YouTube's New Music Streaming Service Will Arrive Next Week

BY Calum SlingerlandPublished May 17, 2018

After learning that YouTube would soon inundate users with more advertisements ahead of launching a new music streaming service, the Google-owned company has revealed when its retooled YouTube Music platform will see release.

The company will roll out YouTube Music on May 22 in markets that currently support its YouTube Red subscription service.
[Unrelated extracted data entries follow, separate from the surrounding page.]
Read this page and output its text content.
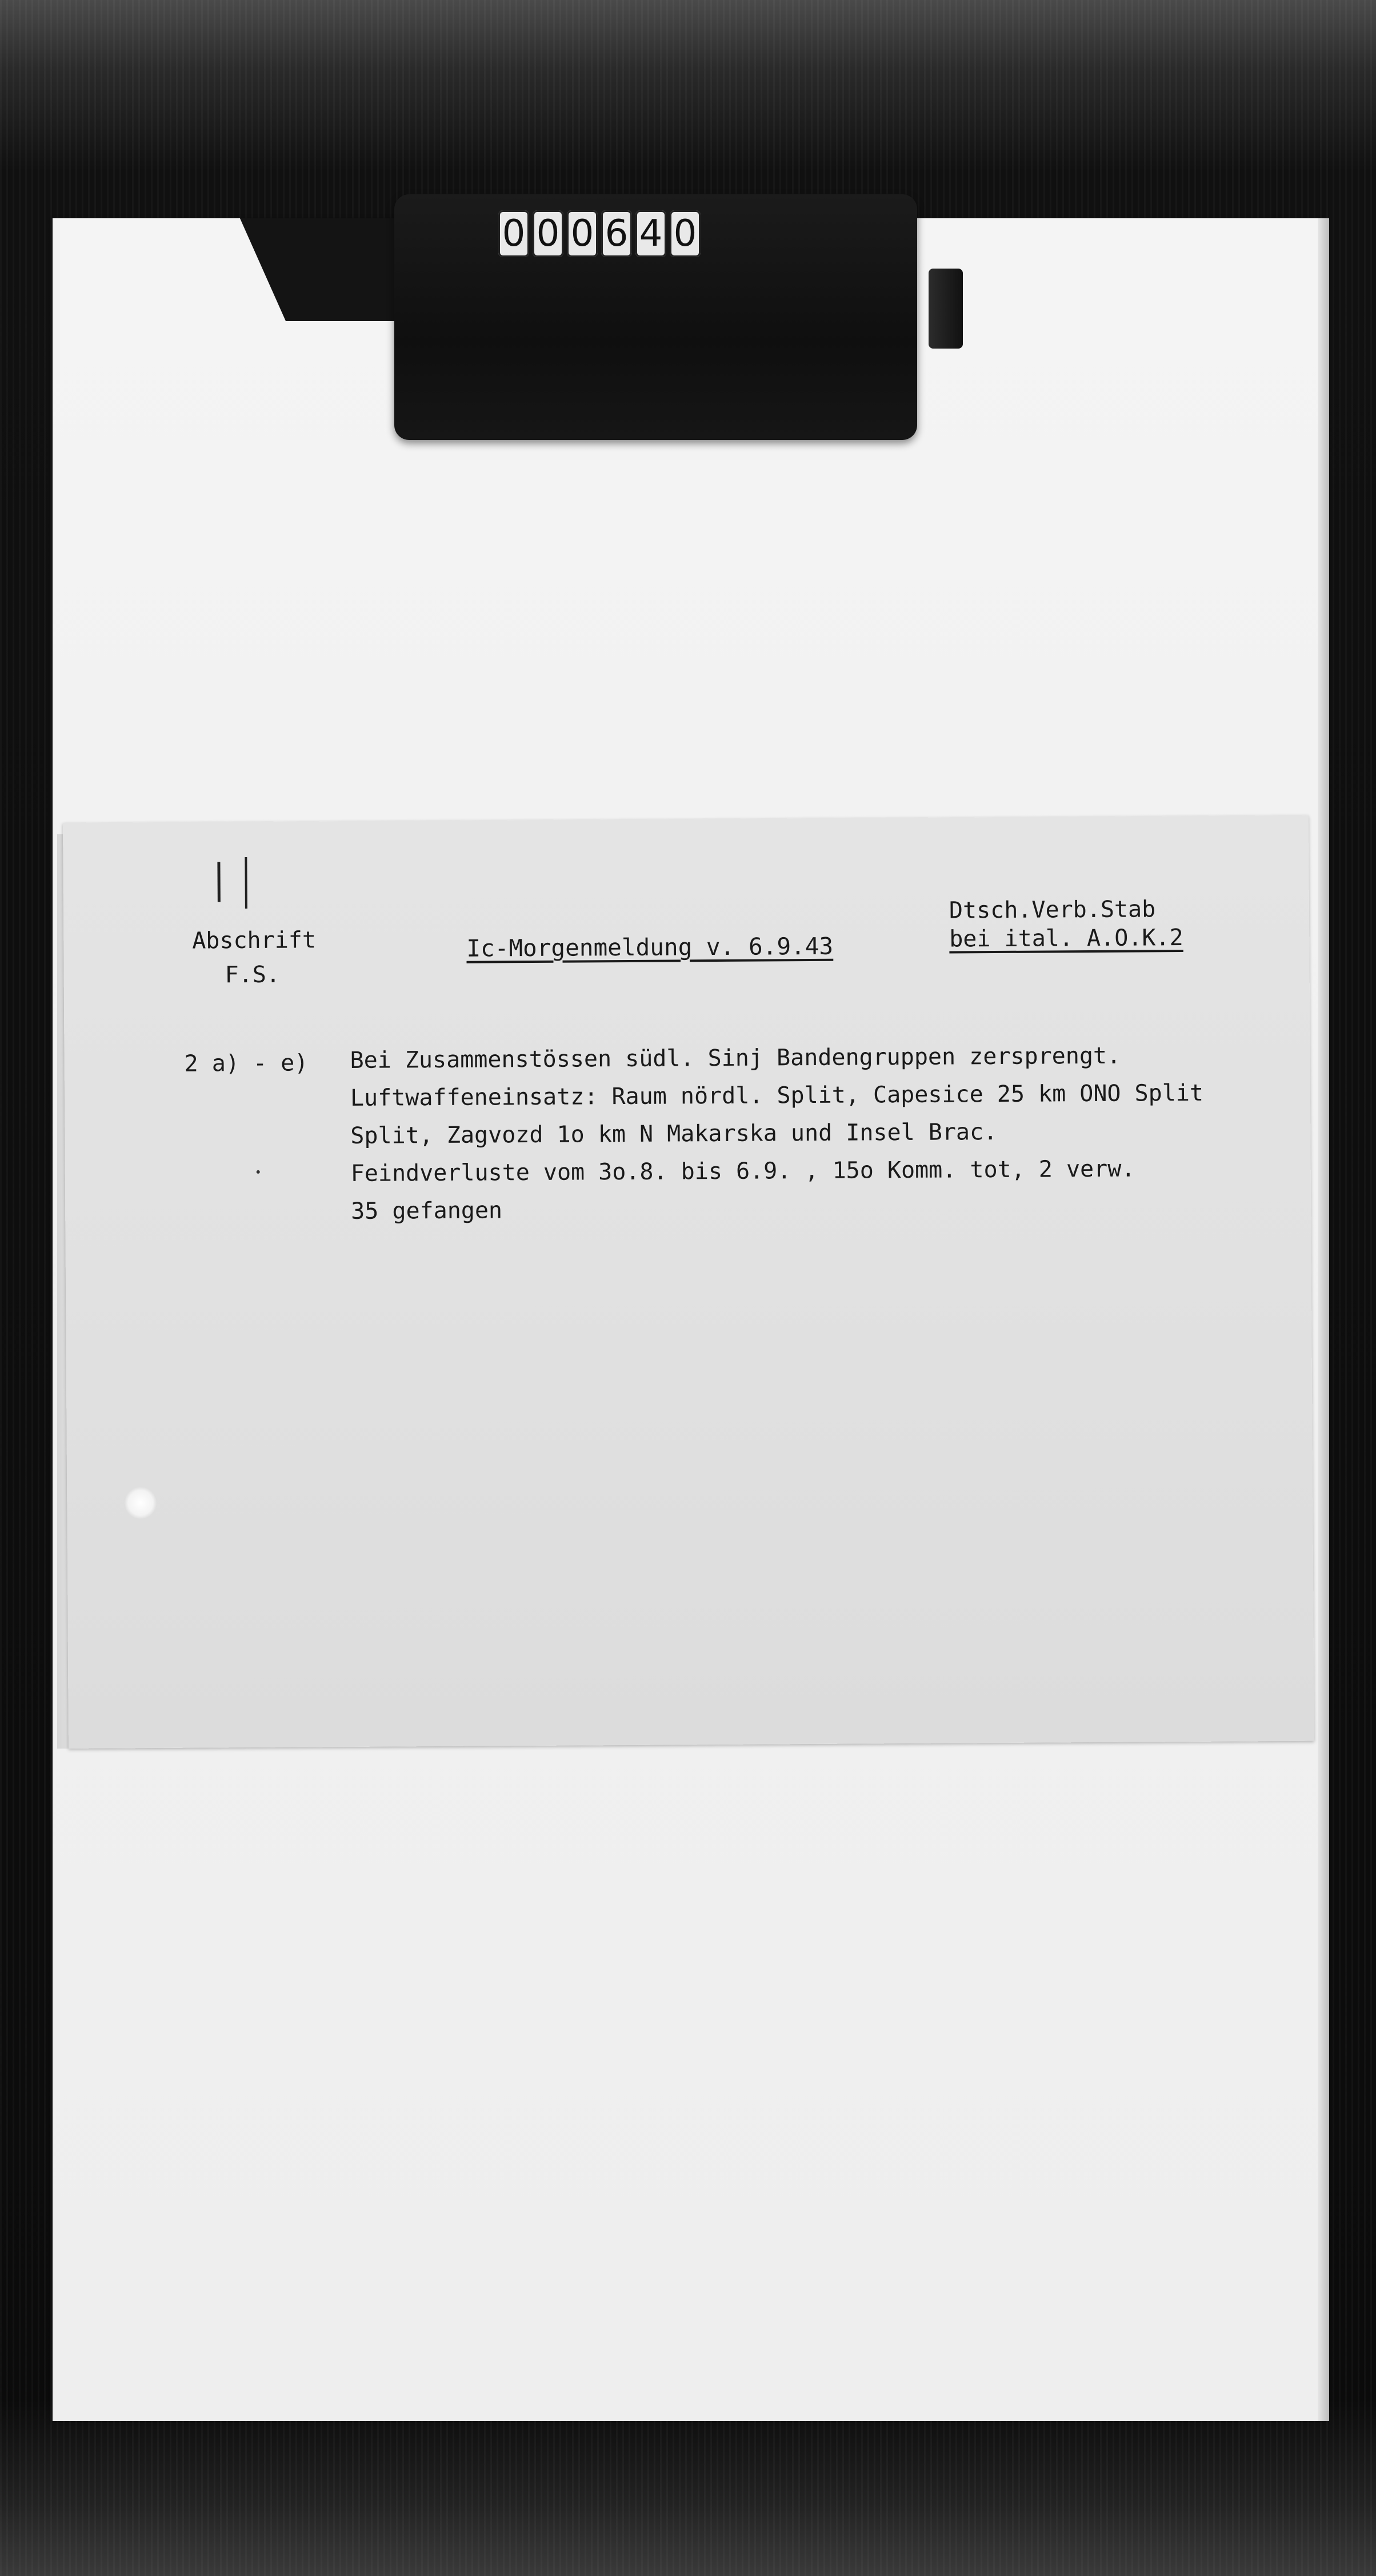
0 0 0 6 4 0
Abschrift
F.S.
Ic-Morgenmeldung v. 6.9.43
Dtsch.Verb.Stab
bei ital. A.O.K.2
2 a) - e) Bei Zusammenstössen südl. Sinj Bandengruppen zersprengt.
Luftwaffeneinsatz: Raum nördl. Split, Capesice 25 km ONO Split
Split, Zagvozd 1o km N Makarska und Insel Brac.
Feindverluste vom 3o.8. bis 6.9. , 15o Komm. tot, 2 verw.
35 gefangen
Those include the United States, Australia, New Zealand and Mexico.

The company will "soon be launching" the services in Austria, Canada, Denmark, Finland, France, Germany, Ireland, Italy, Norway, Russia, Spain, Sweden, Switzerland and the United Kingdom.
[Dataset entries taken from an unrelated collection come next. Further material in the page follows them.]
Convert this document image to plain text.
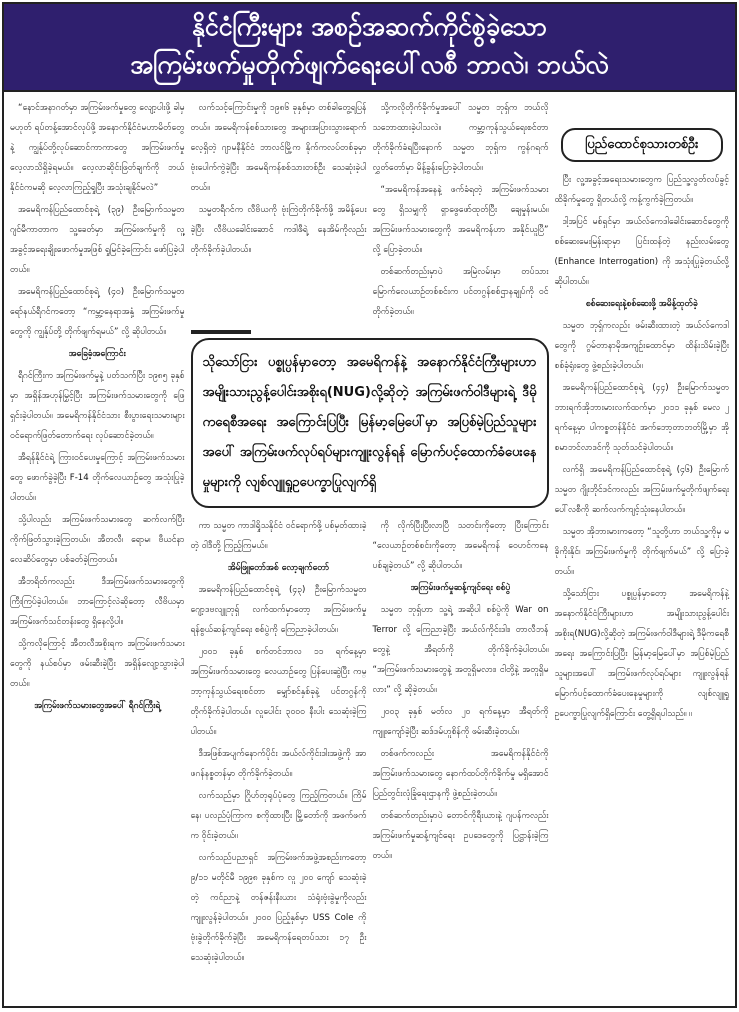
နိုင်ငံကြီးများ အစဉ်အဆက်ကိုင်စွဲခဲ့သော
အကြမ်းဖက်မှုတိုက်ဖျက်ရေးပေါ်လစီ ဘာလဲ၊ ဘယ်လဲ

“နောင်အနာဂတ်မှာ အကြမ်းဖက်မှုတွေ လျော့ပါးဖို့ ခါမှမဟုတ် ရပ်တန့်အောင်လုပ်ဖို့ အနောက်နိုင်ငံမဟာမိတ်တွေနဲ့ ကျွန်ုပ်တို့လုပ်ဆောင်ကာကာတွေ အကြမ်းဖက်မှု လေ့လာသိရှိခဲ့ရမယ်။ လေ့လာဆိုင်းဖြတ်ချက်ကို ဘယ်နိုင်ငံကမဆို လေ့လာကြည့်ရှုပြီး အသုံးချနိုင်မလဲ”

အမေရိကန်ပြည်ထောင်စုရဲ့ (၃၉) ဦးမြောက်သမ္မတ ဂျင်မီကာတာက သူ့ခေတ်မှာ အကြမ်းဖက်မှုကို လူ့အခွင့်အရေးချိုးဖောက်မှုအဖြစ် ရှုမြင်ခဲ့ကြောင်း ဖော်ပြခဲ့ပါတယ်။

အမေရိကန်ပြည်ထောင်စုရဲ့ (၄၀) ဦးမြောက်သမ္မတ ရော်နယ်ရီဂင်ကတော့ “ကမ္ဘာ့နေရာအနှံ့ အကြမ်းဖက်မှုတွေကို ကျွန်ုပ်တို့ တိုက်ဖျက်ရမယ်” လို့ ဆိုပါတယ်။

အခြေခံ့အကြောင်း

ရီဂင်ကြီးက အကြမ်းဖက်မှုနဲ့ ပတ်သက်ပြီး ၁၉၈၅ ခုနှစ်မှာ အရှိန်အဟုန်မြှင့်ပြီး အကြမ်းဖက်သမားတွေကို ဖြေရှင်းခဲ့ပါတယ်။ အမေရိကန်နိုင်ငံသား စီးပွားရေးသမားများ ဝင်ရောက်ဖြတ်တောက်ရေး လုပ်ဆောင်ခဲ့တယ်။

အီရန်နိုင်ငံရဲ့ ကြားဝင်ပေးမှုကြောင့် အကြမ်းဖက်သမားတွေ ဖောက်ခွဲခဲ့ပြီး F-14 တိုက်လေယာဉ်တွေ အသုံးပြုခဲ့ပါတယ်။

သို့ပါလည်း အကြမ်းဖက်သမားတွေ ဆက်လက်ပြီး ကိုက်ဖြတ်သွားခဲ့ကြတယ်။ အီတလီ၊ ရောမ၊ ဗီယင်နာ လေဆိပ်တွေမှာ ပစ်ခတ်ခဲ့ကြတယ်။

အီဘရိတ်ကလည်း ဒီအကြမ်းဖက်သမားတွေကို ကြီးကြပ်ခဲ့ပါတယ်။ ဘာကြောင့်လဲဆိုတော့ လီဗိယမှာ အကြမ်းဖက်သင်တန်းတွေ ရှိနေလို့ပါ။

သို့ကလိုကြောင့် အီတလီအစိုးရက အကြမ်းဖက်သမားတွေကို နယ်စပ်မှာ ဖမ်းဆီးခဲ့ပြီး အရှိန်လျော့သွားခဲ့ပါတယ်။

အကြမ်းဖက်သမားတွေအပေါ် ရီဂင်ကြီးရဲ့

လက်သင့်ကြောင်းမှုကို ၁၉၈၆ ခုနှစ်မှာ တစ်ခါတွေ့ရပြန်တယ်။ အမေရိကန်စစ်သားတွေ အများအပြားသွားရောက်လေ့ရှိတဲ့ ဂျာမနီနိုင်ငံ ဘာလင်မြို့က နိုက်ကလပ်တစ်ခုမှာ ဗုံးပေါက်ကွဲခဲ့ပြီး အမေရိကန်စစ်သားတစ်ဦး သေဆုံးခဲ့ပါတယ်။

သမ္မတရီဂင်က လီဗိယကို ဗုံးကြဲတိုက်ခိုက်ဖို့ အမိန့်ပေးခဲ့ပြီး လီဗိယခေါင်းဆောင် ကဒါဖီရဲ့ နေအိမ်ကိုလည်း တိုက်ခိုက်ခဲ့ပါတယ်။

သို့ကလိုတိုက်ခိုက်မှုအပေါ် သမ္မတ ဘုရှ်က ဘယ်လိုသဘောထားခဲ့ပါသလဲ။ ကမ္ဘာ့ကုန်သွယ်ရေးစင်တာ တိုက်ခိုက်ခံရပြီးနောက် သမ္မတ ဘုရှ်က ကွန်ဂရက်လွှတ်တော်မှာ မိန့်ခွန်းပြောခဲ့ပါတယ်။

“အမေရိကန်အနေနဲ့ ဖက်ခံရတဲ့ အကြမ်းဖက်သမားတွေ ရှိသမျှကို ရှာဖွေဖော်ထုတ်ပြီး ချေမှုန်းမယ်။ အကြမ်းဖက်သမားတွေကို အမေရိကန်ဟာ အနိုင်ယူပြီ” လို့ ပြောခဲ့တယ်။

တစ်ဆက်တည်းမှာပဲ အမြဲလမ်းမှာ တပ်သား မြောက်လေယာဉ်တစ်စင်းက ပင်တဂွန်စစ်ဌာနချုပ်ကို ဝင်တိုက်ခဲ့တယ်။

သိုသော်ငြား ပစ္စုပ္ပန်မှာတော့ အမေရိကန်နဲ့ အနောက်နိုင်ငံကြီးများဟာ အမျိုးသားညွန့်ပေါင်းအစိုးရ(NUG)လို့ဆိုတဲ့ အကြမ်းဖက်ဝါဒီများရဲ့ ဒီမိုကရေစီအရေး အကြောင်းပြပြီး မြန်မာ့မြေပေါ်မှာ အပြစ်မဲ့ပြည်သူများအပေါ် အကြမ်းဖက်လုပ်ရပ်များကျူးလွန်ရန် မြောက်ပင့်ထောက်ခံပေးနေမှုများကို လျစ်လျူရှုဥပေက္ခာပြုလျက်ရှိ

ကာ သမ္မတ ကာဒါရှိုသနိုင်ငံ ဝင်ရောက်ဖို့ ပစ်မှတ်ထားခဲ့တဲ့ ဝါဒီတို့ ကြည့်ကြမယ်။

အိမ်ဖြူတော်အစ် လော့ချက်တော်

အမေရိကန်ပြည်ထောင်စုရဲ့ (၄၃) ဦးမြောက်သမ္မတ ဂျော့ဒဗလျူဘုရှ် လက်ထက်မှာတော့ အကြမ်းဖက်မှု ရန်စွယ်ဆန့်ကျင်ရေး စစ်ပွဲကို ကြေညာခဲ့ပါတယ်။

၂၀၀၁ ခုနှစ် စက်တင်ဘာလ ၁၁ ရက်နေ့မှာ အကြမ်းဖက်သမားတွေ လေယာဉ်တွေ ပြန်ပေးဆွဲပြီး ကမ္ဘာ့ကုန်သွယ်ရေးစင်တာ မျှော်စင်နှစ်ခုနဲ့ ပင်တဂွန်ကို တိုက်ခိုက်ခဲ့ပါတယ်။ လူပေါင်း ၃၀၀၀ နီးပါး သေဆုံးခဲ့ကြပါတယ်။

ဒီအဖြစ်အပျက်နောက်ပိုင်း အယ်လ်ကိုင်းဒါးအဖွဲ့ကို အာဖဂန်နစ္စတန်မှာ တိုက်ခိုက်ခဲ့တယ်။

လက်သည်မှာ ဂြိုဟ်တုရုပ်ပုံတွေ ကြည့်ကြတယ်။ ကြိမ်နေ၊ ပလည်ပုံကြာက စကိုထားပြီး မြို့တော်ကို အဖက်ဖက်က ဝိုင်းခဲ့တယ်။

လက်သည်ပညာရှင် အကြမ်းဖက်အဖွဲ့အစည်းကတော့ ၉/၁၁ မတိုင်မီ ၁၉၉၈ ခုနှစ်က လူ ၂၀၀ ကျော် သေဆုံးခဲ့တဲ့ ကင်ညာနဲ့ တန်ဇန်းနီးယား သံရုံးဗုံးခွဲမှုကိုလည်း ကျူးလွန်ခဲ့ပါတယ်။ ၂၀၀၀ ပြည့်နှစ်မှာ USS Cole ကို ဗုံးခွဲတိုက်ခိုက်ခဲ့ပြီး အမေရိကန်ရေတပ်သား ၁၇ ဦး သေဆုံးခဲ့ပါတယ်။

ကို လိုက်ပြီးပြီးလာပြီ သတင်းကိုတော့ ပြီးကြောင်း “လေယာဉ်တစ်စင်းကိုတော့ အမေရိကန် ဝေဟင်ကနေ ပစ်ချခဲ့တယ်” လို့ ဆိုပါတယ်။

အကြမ်းဖက်မှုဆန့်ကျင်ရေး စစ်ပွဲ

သမ္မတ ဘုရှ်ဟာ သူ့ရဲ့ အဆိုပါ စစ်ပွဲကို War on Terror လို့ ကြေညာခဲ့ပြီး အယ်လ်ကိုင်းဒါး၊ တာလီဘန်တွေနဲ့ အီရတ်ကို တိုက်ခိုက်ခဲ့ပါတယ်။ “အကြမ်းဖက်သမားတွေနဲ့ အတူရှိမလား၊ ငါတို့နဲ့ အတူရှိမလား” လို့ ဆိုခဲ့တယ်။

၂၀၀၃ ခုနှစ် မတ်လ ၂၀ ရက်နေ့မှာ အီရတ်ကို ကျူးကျော်ခဲ့ပြီး ဆဒ်ဒမ်ဟူစိန်ကို ဖမ်းဆီးခဲ့တယ်။

တစ်ဖက်ကလည်း အမေရိကန်နိုင်ငံကို အကြမ်းဖက်သမားတွေ နောက်ထပ်တိုက်ခိုက်မှု မရှိအောင် ပြည်တွင်းလုံခြုံရေးဌာနကို ဖွဲ့စည်းခဲ့တယ်။

တစ်ဆက်တည်းမှာပဲ တောင်ကိုရီးယားနဲ့ ဂျပန်ကလည်း အကြမ်းဖက်မှုဆန့်ကျင်ရေး ဥပဒေတွေကို ပြဋ္ဌာန်းခဲ့ကြတယ်။

ပြည်ထောင်စုသားတစ်ဦး

ပြီး လူ့အခွင့်အရေးသမားတွေက ပြည်သူ့လွတ်လပ်ခွင့် ထိခိုက်မှုတွေ ရှိတယ်လို့ ကန့်ကွက်ခဲ့ကြတယ်။

ဒါ့အပြင် မစ်ရှင်မှာ အယ်လ်ကေဒါခေါင်းဆောင်တွေကို စစ်ဆေးမေးမြန်းရာမှာ ပြင်းထန်တဲ့ နည်းလမ်းတွေ (Enhance Interrogation) ကို အသုံးပြုခဲ့တယ်လို့ ဆိုပါတယ်။

စစ်ဆေးရေးနဲ့စစ်ဆေးဖို့ အမိန့်ထုတ်ခဲ့

သမ္မတ ဘုရှ်ကလည်း ဖမ်းဆီးထားတဲ့ အယ်လ်ကေဒါတွေကို ဂွမ်တာနာမိုအကျဉ်းထောင်မှာ ထိန်းသိမ်းခဲ့ပြီး စစ်ခုံရုံးတွေ ဖွဲ့စည်းခဲ့ပါတယ်။

အမေရိကန်ပြည်ထောင်စုရဲ့ (၄၄) ဦးမြောက်သမ္မတ ဘားရက်အိုဘားမားလက်ထက်မှာ ၂၀၁၁ ခုနှစ် မေလ ၂ ရက်နေ့မှာ ပါကစ္စတန်နိုင်ငံ အက်ဘော့တာဘတ်မြို့မှာ အိုစမာဘင်လာဒင်ကို သုတ်သင်ခဲ့ပါတယ်။

လက်ရှိ အမေရိကန်ပြည်ထောင်စုရဲ့ (၄၆) ဦးမြောက်သမ္မတ ဂျိုးဘိုင်ဒင်ကလည်း အကြမ်းဖက်မှုတိုက်ဖျက်ရေး ပေါ်လစီကို ဆက်လက်ကျင့်သုံးနေပါတယ်။

သမ္မတ အိုဘားမားကတော့ “သူတို့ဟာ ဘယ်သူ့ကိုမှ မခိုကိုးနိုင်၊ အကြမ်းဖက်မှုကို တိုက်ဖျက်မယ်” လို့ ပြောခဲ့တယ်။

သို့သော်ငြား ပစ္စုပ္ပန်မှာတော့ အမေရိကန်နဲ့ အနောက်နိုင်ငံကြီးများဟာ အမျိုးသားညွန့်ပေါင်းအစိုးရ(NUG)လို့ဆိုတဲ့ အကြမ်းဖက်ဝါဒီများရဲ့ ဒီမိုကရေစီအရေး အကြောင်းပြပြီး မြန်မာ့မြေပေါ်မှာ အပြစ်မဲ့ပြည်သူများအပေါ် အကြမ်းဖက်လုပ်ရပ်များ ကျူးလွန်ရန် မြောက်ပင့်ထောက်ခံပေးနေမှုများကို လျစ်လျူရှုဥပေက္ခာပြုလျက်ရှိကြောင်း တွေ့ရှိရပါသည်။ ။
The aforementioned YouTube Red is also set to be rebranded as YouTube Premium.

YouTube Music will be available for free with ads or ad-free for $9.99 a month, while YouTube Premium will be available for $11.99 per month.

Google notes that the advantage YouTube Music will have over competitors like Spotify are its "thousands of playlists, the official versions of millions of songs, albums, artist radio and more, in addition to all the music videos people expect from YouTube."
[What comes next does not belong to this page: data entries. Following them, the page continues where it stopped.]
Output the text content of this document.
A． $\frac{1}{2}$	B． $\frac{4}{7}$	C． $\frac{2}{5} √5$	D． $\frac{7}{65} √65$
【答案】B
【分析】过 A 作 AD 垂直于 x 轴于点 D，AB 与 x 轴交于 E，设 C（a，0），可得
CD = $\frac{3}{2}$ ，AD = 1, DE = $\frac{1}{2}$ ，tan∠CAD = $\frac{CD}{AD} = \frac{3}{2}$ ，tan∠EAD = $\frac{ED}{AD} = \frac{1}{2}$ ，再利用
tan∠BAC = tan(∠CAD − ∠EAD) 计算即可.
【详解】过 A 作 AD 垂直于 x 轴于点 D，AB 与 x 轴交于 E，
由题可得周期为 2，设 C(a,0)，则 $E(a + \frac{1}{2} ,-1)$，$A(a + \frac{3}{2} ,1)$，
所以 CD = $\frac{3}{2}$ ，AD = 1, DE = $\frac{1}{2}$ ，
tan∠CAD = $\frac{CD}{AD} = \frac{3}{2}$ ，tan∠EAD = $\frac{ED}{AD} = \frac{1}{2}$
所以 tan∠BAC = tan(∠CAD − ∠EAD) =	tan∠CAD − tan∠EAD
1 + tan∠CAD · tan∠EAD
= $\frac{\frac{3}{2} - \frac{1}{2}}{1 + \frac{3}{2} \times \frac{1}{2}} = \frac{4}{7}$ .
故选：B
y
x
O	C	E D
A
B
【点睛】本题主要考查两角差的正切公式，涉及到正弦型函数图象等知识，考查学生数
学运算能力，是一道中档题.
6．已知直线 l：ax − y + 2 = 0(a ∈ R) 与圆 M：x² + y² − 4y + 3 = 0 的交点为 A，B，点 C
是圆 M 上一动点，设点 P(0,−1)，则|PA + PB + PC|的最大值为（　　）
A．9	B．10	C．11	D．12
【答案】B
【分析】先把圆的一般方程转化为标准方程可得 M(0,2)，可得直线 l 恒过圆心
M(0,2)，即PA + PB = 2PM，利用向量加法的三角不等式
Google also boasts that its search engine ties will help users find what they're looking for with simple descriptions or lyrics.

YouTube Music features a personalized home screen, providing recommendations based on your listening history and location data, meaning it could slide you some workout jams as soon as you step in the gym or offer up something calming before a flight as you sit in the airport.

YouTube Premium will offer users everything included with YouTube Music, in addition to an ad-free experience, background play and downloads across the site. Users will also get access to the entire library of YouTube Originals.

One would expect that YouTube Music would eventually move to replace current music service Google Play. YouTube executive Jay Fowler told USA Today that such move could happen as soon as 2019.

At SXSW in March, the company's global head of music Lyor Cohen said that YouTube Music would help YouTube and Google to "be good partners" to the music industry.

"There's a lot more people in our funnel that we can frustrate and seduce to become subscribers," he said. "Once we do that, trust me, all that noise will be gone and articles people write about that noise will be gone."